Autonomous agent liability
Basic legal questions remain unanswered. If an agent makes a bad trade, who's at fault? The developer? The infrastructure provider? The end-user? Decentralized agents blur accountability. These ambiguities make institutions nervous.
Execution risk
BlockDAG consensus is technically novel but unproven at scale. IOTA and Hedera use it, but no production-grade blockDAG Layer 1 handles Bitcoin-level volumes yet. ASI:Chain is a bet on new technology.
Adoption risk
Real-world agent use cases (supply chain, trading) are either solved by traditional RPA/workflow tools or remain unsolved problems. Fetch's success depends on finding compelling decentralized agent applications that centralized tools genuinely can't serve. The theory looks good; practice remains thin.

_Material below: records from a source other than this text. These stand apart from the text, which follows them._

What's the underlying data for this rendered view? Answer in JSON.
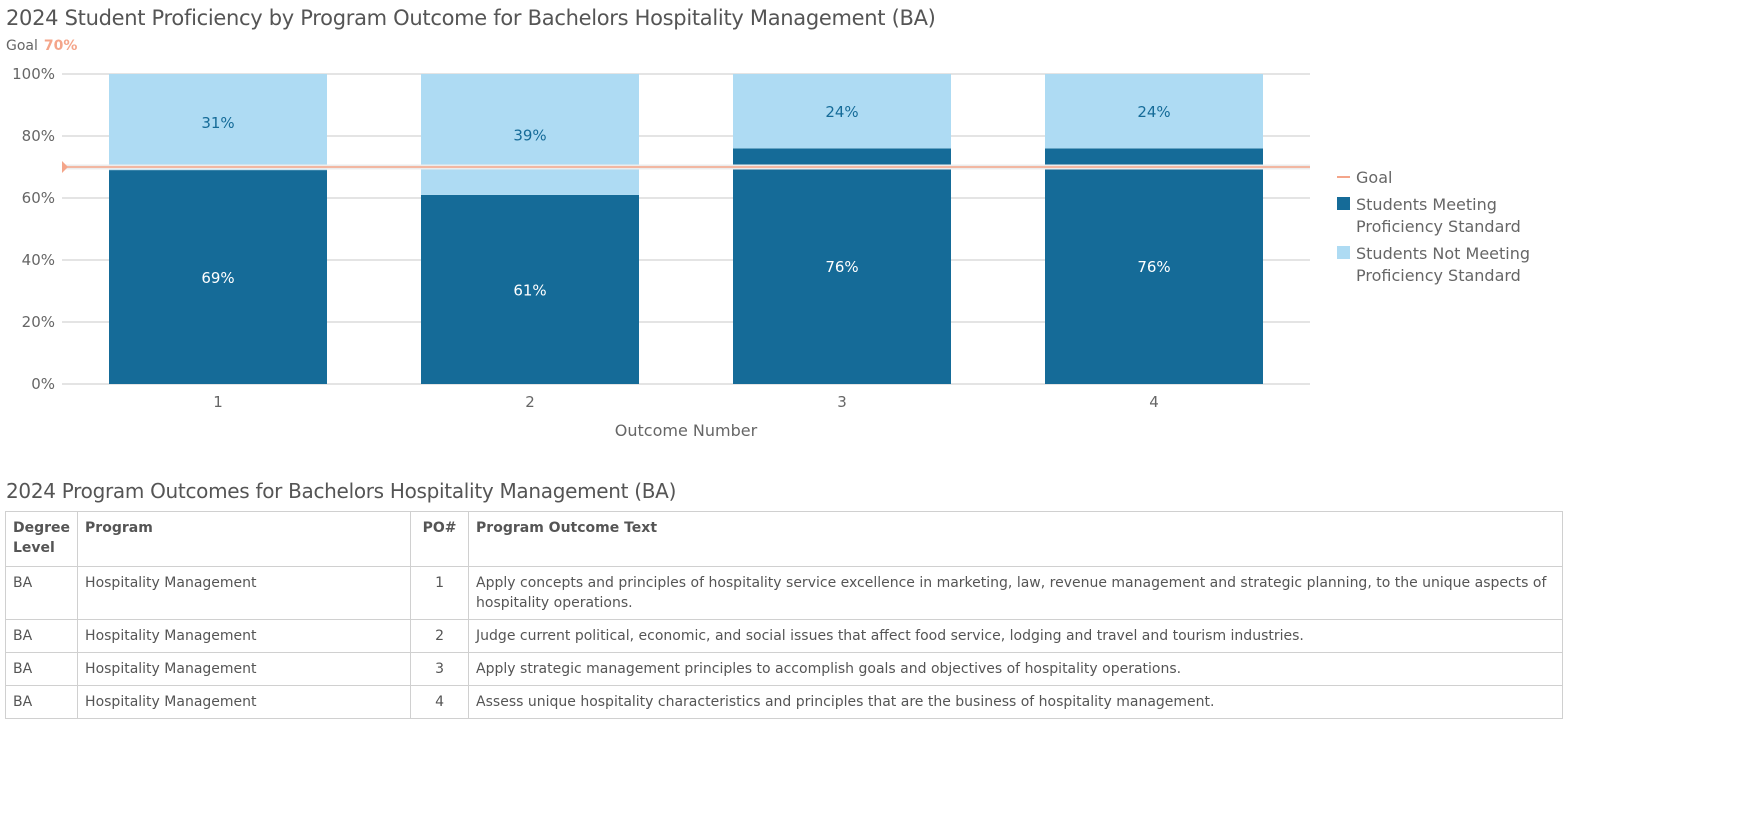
{
  "title": "2024 Student Proficiency by Program Outcome for Bachelors Hospitality Management (BA)",
  "goal_label": "Goal",
  "goal_value": "70%",
  "chart_data": {
    "type": "bar",
    "stacked": true,
    "title": "2024 Student Proficiency by Program Outcome for Bachelors Hospitality Management (BA)",
    "xlabel": "Outcome Number",
    "ylabel": "",
    "categories": [
      "1",
      "2",
      "3",
      "4"
    ],
    "ylim": [
      0,
      100
    ],
    "yticks": [
      "0%",
      "20%",
      "40%",
      "60%",
      "80%",
      "100%"
    ],
    "grid": true,
    "legend_position": "right",
    "goal": 70,
    "series": [
      {
        "name": "Students Meeting Proficiency Standard",
        "values": [
          69,
          61,
          76,
          76
        ],
        "labels": [
          "69%",
          "61%",
          "76%",
          "76%"
        ],
        "color": "#156b98"
      },
      {
        "name": "Students Not Meeting Proficiency Standard",
        "values": [
          31,
          39,
          24,
          24
        ],
        "labels": [
          "31%",
          "39%",
          "24%",
          "24%"
        ],
        "color": "#aedbf3"
      }
    ],
    "legend": {
      "goal": "Goal",
      "meeting": [
        "Students Meeting",
        "Proficiency Standard"
      ],
      "not_meeting": [
        "Students Not Meeting",
        "Proficiency Standard"
      ]
    },
    "goal_color": "#f4a58a"
  },
  "table": {
    "title": "2024 Program Outcomes for Bachelors Hospitality Management (BA)",
    "headers": [
      "Degree Level",
      "Program",
      "PO#",
      "Program Outcome Text"
    ],
    "rows": [
      [
        "BA",
        "Hospitality Management",
        "1",
        "Apply concepts and principles of hospitality service excellence in marketing, law, revenue management and strategic planning, to the unique aspects of hospitality operations."
      ],
      [
        "BA",
        "Hospitality Management",
        "2",
        "Judge current political, economic, and social issues that affect food service, lodging and travel and tourism industries."
      ],
      [
        "BA",
        "Hospitality Management",
        "3",
        "Apply strategic management principles to accomplish goals and objectives of hospitality operations."
      ],
      [
        "BA",
        "Hospitality Management",
        "4",
        "Assess unique hospitality characteristics and principles that are the business of hospitality management."
      ]
    ]
  }
}
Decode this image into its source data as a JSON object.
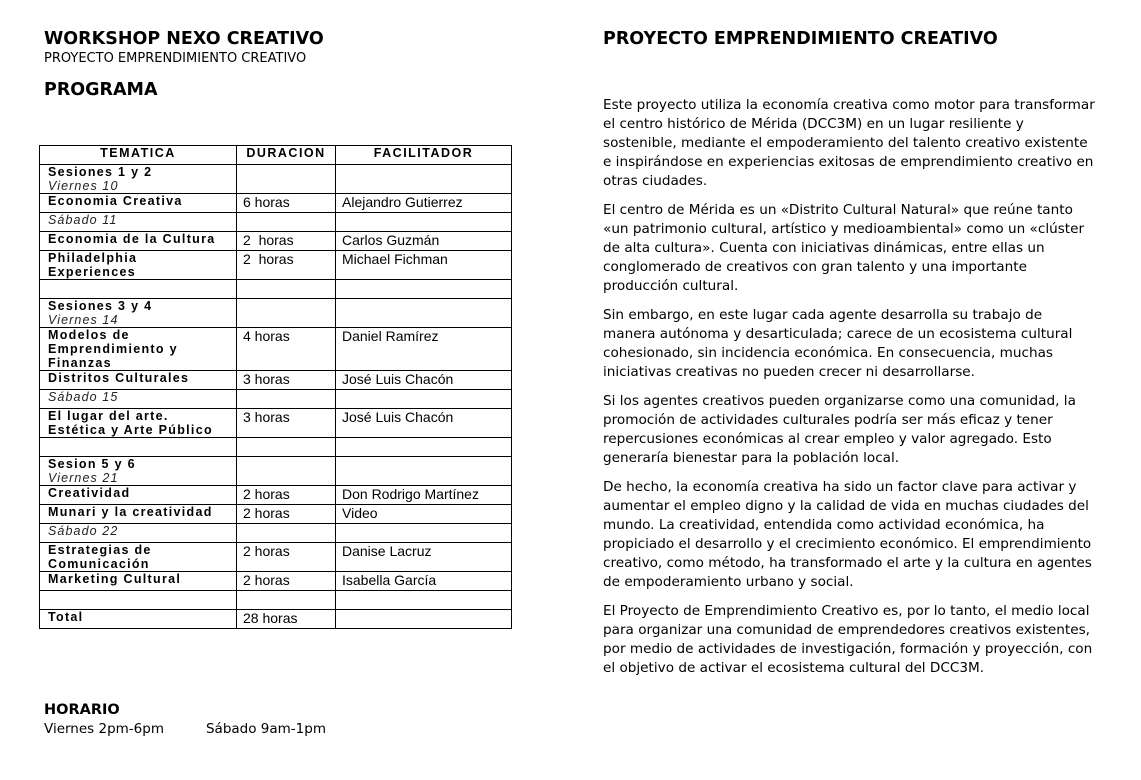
{
  "left": {
    "title": "WORKSHOP NEXO CREATIVO",
    "subtitle": "PROYECTO EMPRENDIMIENTO CREATIVO",
    "section": "PROGRAMA",
    "table": {
      "headers": [
        "TEMATICA",
        "DURACION",
        "FACILITADOR"
      ],
      "rows": [
        {
          "tema": [
            "Sesiones 1 y 2"
          ],
          "dia": "Viernes 10",
          "duracion": "",
          "facilitador": ""
        },
        {
          "tema": [
            "Economia Creativa"
          ],
          "duracion": "6 horas",
          "facilitador": "Alejandro Gutierrez"
        },
        {
          "tema": [],
          "dia": "Sábado 11",
          "duracion": "",
          "facilitador": ""
        },
        {
          "tema": [
            "Economia de la Cultura"
          ],
          "duracion": "2  horas",
          "facilitador": "Carlos Guzmán"
        },
        {
          "tema": [
            "Philadelphia",
            "Experiences"
          ],
          "duracion": "2  horas",
          "facilitador": "Michael Fichman"
        },
        {
          "tema": [],
          "duracion": "",
          "facilitador": ""
        },
        {
          "tema": [
            "Sesiones 3 y 4"
          ],
          "dia": "Viernes 14",
          "duracion": "",
          "facilitador": ""
        },
        {
          "tema": [
            "Modelos de",
            "Emprendimiento y",
            "Finanzas"
          ],
          "duracion": "4 horas",
          "facilitador": "Daniel Ramírez"
        },
        {
          "tema": [
            "Distritos Culturales"
          ],
          "duracion": "3 horas",
          "facilitador": "José Luis Chacón"
        },
        {
          "tema": [],
          "dia": "Sábado 15",
          "duracion": "",
          "facilitador": ""
        },
        {
          "tema": [
            "El lugar del arte.",
            "Estética y Arte Público"
          ],
          "duracion": "3 horas",
          "facilitador": "José Luis Chacón"
        },
        {
          "tema": [],
          "duracion": "",
          "facilitador": ""
        },
        {
          "tema": [
            "Sesion 5 y 6"
          ],
          "dia": "Viernes 21",
          "duracion": "",
          "facilitador": ""
        },
        {
          "tema": [
            "Creatividad"
          ],
          "duracion": "2 horas",
          "facilitador": "Don Rodrigo Martínez"
        },
        {
          "tema": [
            "Munari y la creatividad"
          ],
          "duracion": "2 horas",
          "facilitador": "Video"
        },
        {
          "tema": [],
          "dia": "Sábado 22",
          "duracion": "",
          "facilitador": ""
        },
        {
          "tema": [
            "Estrategias de",
            "Comunicación"
          ],
          "duracion": "2 horas",
          "facilitador": "Danise Lacruz"
        },
        {
          "tema": [
            "Marketing Cultural"
          ],
          "duracion": "2 horas",
          "facilitador": "Isabella García"
        },
        {
          "tema": [],
          "duracion": "",
          "facilitador": ""
        },
        {
          "tema": [
            "Total"
          ],
          "duracion": "28 horas",
          "facilitador": ""
        }
      ]
    },
    "horario": {
      "title": "HORARIO",
      "viernes": "Viernes 2pm-6pm",
      "sabado": "Sábado 9am-1pm"
    }
  },
  "right": {
    "title": "PROYECTO EMPRENDIMIENTO CREATIVO",
    "paragraphs": [
      "Este proyecto utiliza la economía creativa como motor para transformar el centro histórico de Mérida (DCC3M) en un lugar resiliente y sostenible, mediante el empoderamiento del talento creativo existente e inspirándose en experiencias exitosas de emprendimiento creativo en otras ciudades.",
      "El centro de Mérida es un «Distrito Cultural Natural» que reúne tanto «un patrimonio cultural, artístico y medioambiental» como un «clúster de alta cultura». Cuenta con iniciativas dinámicas, entre ellas un conglomerado de creativos con gran talento y una importante producción cultural.",
      "Sin embargo, en este lugar cada agente desarrolla su trabajo de manera autónoma y desarticulada; carece de un ecosistema cultural cohesionado, sin incidencia económica. En consecuencia, muchas iniciativas creativas no pueden crecer ni desarrollarse.",
      "Si los agentes creativos pueden organizarse como una comunidad, la promoción de actividades culturales podría ser más eficaz y tener repercusiones económicas al crear empleo y valor agregado. Esto generaría bienestar para la población local.",
      "De hecho, la economía creativa ha sido un factor clave para activar y aumentar el empleo digno y la calidad de vida en muchas ciudades del mundo. La creatividad, entendida como actividad económica, ha propiciado el desarrollo y el crecimiento económico. El emprendimiento creativo, como método, ha transformado el arte y la cultura en agentes de empoderamiento urbano y social.",
      "El Proyecto de Emprendimiento Creativo es, por lo tanto, el medio local para organizar una comunidad de emprendedores creativos existentes, por medio de actividades de investigación, formación y proyección, con el objetivo de activar el ecosistema cultural del DCC3M."
    ]
  }
}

Recent developments (April 2026)
Following Ocean's exit, Fetch announced plans to accelerate DAO governance, aiming for full community voting by mainnet launch. But specifics on voting thresholds, treasury management, and upgrade procedures are missing.
The ASI:Create platform entered expanded beta in Q1 2026 with better developer tools and enterprise integrations. Early testers say the IDE is easier, but real-world deployments are still rare.
ASI:Chain testnet (originally Q1 2026) got pushed to Q3 2026 due to consensus refinements and audits. The delay raised questions about timeline feasibility.
Token rebranding from FET to ASI got postponed pending governance clarity. Current estimate is Q4 2026 or later.
FAQ
Q1: What is the difference between Fetch.ai agents and traditional smart contracts?A: Smart contracts are passive—they wait for a transaction to trigger them. Agents are proactive. They initiate transactions, negotiate, and adapt to changes without someone hitting a button. Agents use machine learning; contracts execute fixed logic.
Q2: How do autonomous agents earn FET?A: Agents provide services (computation, data validation, market-making) in Fetch's marketplaces. They can stake as validators. Earned FET transfers to wallets or buys other agent services.
Q3: Is ASI:Chain ready for production?A: No. It's in testnet development (Q3 2026 target). Current Fetch mainnet is production-grade but limited to 50 TPS. ASI:Chain is experimental.
Q4: What happened with Ocean Protocol's exit?A: Ocean withdrew in October 2025 over treasury and token allocation disputes. Legal action followed. The breakdown exposed weaknesses in the alliance structure and hurt investor confidence.
Q5: Is FET a good long-term investment?A: FET depends on successful ASI:Chain launch, regulatory clarity, enterprise adoption materializing, and governance stability post-merger. Current price ($0.23) reflects skepticism. Upside exists if those risks resolve, but they're material.
Q6: Can I run a validator?A: Yes. You stake FET, run node infrastructure, maintain 24/7 availability. Validators earn block rewards and transaction fees. Delegation options exist for passive holders.
Q7: How does Fetch.ai compare to other decentralized AI projects?A: Fetch emphasizes real-time agent coordination. Bittensor focuses on AI quality assessment via subnets. SingularityNET targets AI service discovery. Fetch's edge is agent-native infrastructure; that advantage shrinks as EVM chains improve performance.
Q8: Will ASI:Chain use the same token?A: Yes. FET continues; a rebranding to ASI is planned for late 2026/early 2027 pending DAO approval. Existing FET converts 1:1 to ASI.